Pressed on how long the restoration would take, Mr Yousaf replied, “I have given you the destination. The question now is what will it take to get Dr Gray’s that full consultant-led maternity service? What investment is required? What staffing is required?”

Again, Moray Labour asks: what was the purpose of the independent review if not to answer these very questions?

We welcome this week’s announcement and the extra £5 million in funding each for Dr Gray’s and Raigmore. However we are left with an overwhelming sense that we have been here before. The SNP have once again said they intend to restore full maternity services, just as they did before, but have wasted another year with no plan for achieving this.

It is easy to make grand statements in the run-up to elections; it is far harder to do the difficult work of following this through to fruition, of listening to frontline staff and expectant mothers, and delivering the vital services that Moray women and birth partners need.

Another thing notable by its absence was any mention of community representation on the proposed independent oversight committee. This was requested by campaign group Keep MUM in a letter endorsed by representatives of all 4 largest parties. Moray Labour believe community representation is key to stop this issue once again “beginning to drift” once the May local elections are out of the way.
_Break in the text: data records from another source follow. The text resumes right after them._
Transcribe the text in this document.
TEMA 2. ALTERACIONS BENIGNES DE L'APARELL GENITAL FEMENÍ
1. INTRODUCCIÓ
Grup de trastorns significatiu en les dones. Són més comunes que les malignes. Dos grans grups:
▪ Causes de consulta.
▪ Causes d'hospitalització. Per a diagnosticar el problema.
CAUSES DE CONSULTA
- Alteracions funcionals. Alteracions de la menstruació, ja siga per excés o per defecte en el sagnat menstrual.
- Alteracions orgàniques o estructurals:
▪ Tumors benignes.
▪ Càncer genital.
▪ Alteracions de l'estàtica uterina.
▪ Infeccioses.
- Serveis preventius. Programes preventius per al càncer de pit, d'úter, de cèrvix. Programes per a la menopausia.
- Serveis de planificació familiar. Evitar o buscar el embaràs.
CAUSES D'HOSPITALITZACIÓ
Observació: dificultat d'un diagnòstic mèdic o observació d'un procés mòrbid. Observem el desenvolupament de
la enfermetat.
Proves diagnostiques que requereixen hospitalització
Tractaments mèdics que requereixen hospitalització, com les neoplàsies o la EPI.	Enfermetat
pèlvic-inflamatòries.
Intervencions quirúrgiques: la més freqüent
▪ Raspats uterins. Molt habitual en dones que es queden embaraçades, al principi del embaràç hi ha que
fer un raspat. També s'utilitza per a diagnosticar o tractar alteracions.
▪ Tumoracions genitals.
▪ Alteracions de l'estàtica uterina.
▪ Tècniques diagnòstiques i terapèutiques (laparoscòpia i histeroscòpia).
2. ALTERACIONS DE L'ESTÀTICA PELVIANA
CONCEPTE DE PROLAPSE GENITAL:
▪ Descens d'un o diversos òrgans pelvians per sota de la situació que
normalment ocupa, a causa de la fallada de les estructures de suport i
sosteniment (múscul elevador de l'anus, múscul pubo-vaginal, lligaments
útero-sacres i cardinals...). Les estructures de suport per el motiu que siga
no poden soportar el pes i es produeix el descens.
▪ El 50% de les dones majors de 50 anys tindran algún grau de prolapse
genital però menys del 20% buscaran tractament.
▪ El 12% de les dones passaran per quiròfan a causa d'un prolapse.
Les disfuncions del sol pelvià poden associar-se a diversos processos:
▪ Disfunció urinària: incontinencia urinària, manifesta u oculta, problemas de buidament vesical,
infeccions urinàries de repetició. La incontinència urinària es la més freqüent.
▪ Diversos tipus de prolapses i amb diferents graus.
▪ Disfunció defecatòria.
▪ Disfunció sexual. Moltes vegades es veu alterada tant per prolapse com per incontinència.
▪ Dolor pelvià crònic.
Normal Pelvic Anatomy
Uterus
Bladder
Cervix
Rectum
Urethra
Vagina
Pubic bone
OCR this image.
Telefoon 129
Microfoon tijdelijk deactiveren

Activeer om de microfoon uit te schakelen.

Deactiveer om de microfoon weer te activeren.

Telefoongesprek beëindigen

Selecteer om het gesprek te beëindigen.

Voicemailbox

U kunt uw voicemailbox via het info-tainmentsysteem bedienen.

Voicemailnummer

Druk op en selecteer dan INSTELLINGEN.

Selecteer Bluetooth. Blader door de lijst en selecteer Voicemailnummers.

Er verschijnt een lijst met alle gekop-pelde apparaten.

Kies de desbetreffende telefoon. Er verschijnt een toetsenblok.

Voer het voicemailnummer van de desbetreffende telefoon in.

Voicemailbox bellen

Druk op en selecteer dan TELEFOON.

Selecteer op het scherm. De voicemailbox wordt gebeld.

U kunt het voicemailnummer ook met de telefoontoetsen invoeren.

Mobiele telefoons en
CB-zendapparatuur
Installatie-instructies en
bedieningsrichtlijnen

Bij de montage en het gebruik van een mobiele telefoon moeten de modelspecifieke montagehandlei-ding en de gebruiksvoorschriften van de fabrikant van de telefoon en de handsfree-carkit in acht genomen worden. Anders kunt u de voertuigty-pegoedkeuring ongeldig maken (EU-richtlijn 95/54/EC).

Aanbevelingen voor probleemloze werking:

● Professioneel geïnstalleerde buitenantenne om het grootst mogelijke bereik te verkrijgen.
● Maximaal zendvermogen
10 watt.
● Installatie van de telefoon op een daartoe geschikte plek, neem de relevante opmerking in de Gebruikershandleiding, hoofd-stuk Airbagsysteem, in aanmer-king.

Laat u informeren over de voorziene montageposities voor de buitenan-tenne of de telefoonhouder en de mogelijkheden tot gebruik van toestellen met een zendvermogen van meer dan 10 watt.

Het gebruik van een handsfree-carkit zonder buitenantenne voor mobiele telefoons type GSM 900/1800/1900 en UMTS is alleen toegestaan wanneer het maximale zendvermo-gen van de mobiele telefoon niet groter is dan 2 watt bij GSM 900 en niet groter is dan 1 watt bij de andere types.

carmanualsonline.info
Moray Labour also echo Rhoda Grant’s concerns that Raigmore clinicians are not being listened to, and that there remains no plan to deal with staff burnout and existing unfilled vacancies in both NHS Highlands and Grampian. Rhoda’s full statement is available here: https://www.rhodagrant.org.uk/2022/03/30/statement-from-labour-msp-rhoda-grant-following-health-secretarys-statement-to-scottish-parliament-today-on-dr-grays-hospital-elgin/

Above all else, today’s positive announcement is a testament to tireless community campaigners, and in particular Keep MUM, who have given Moray women a voice. It should not take such constant campaigning simply to get the SNP to honour their own manifesto pledge. Moray Labour are committed to doing everything in our power to support this campaign, and to ensure that we are not stuck in an endless Groundhog Day of grand announcements and broken promises.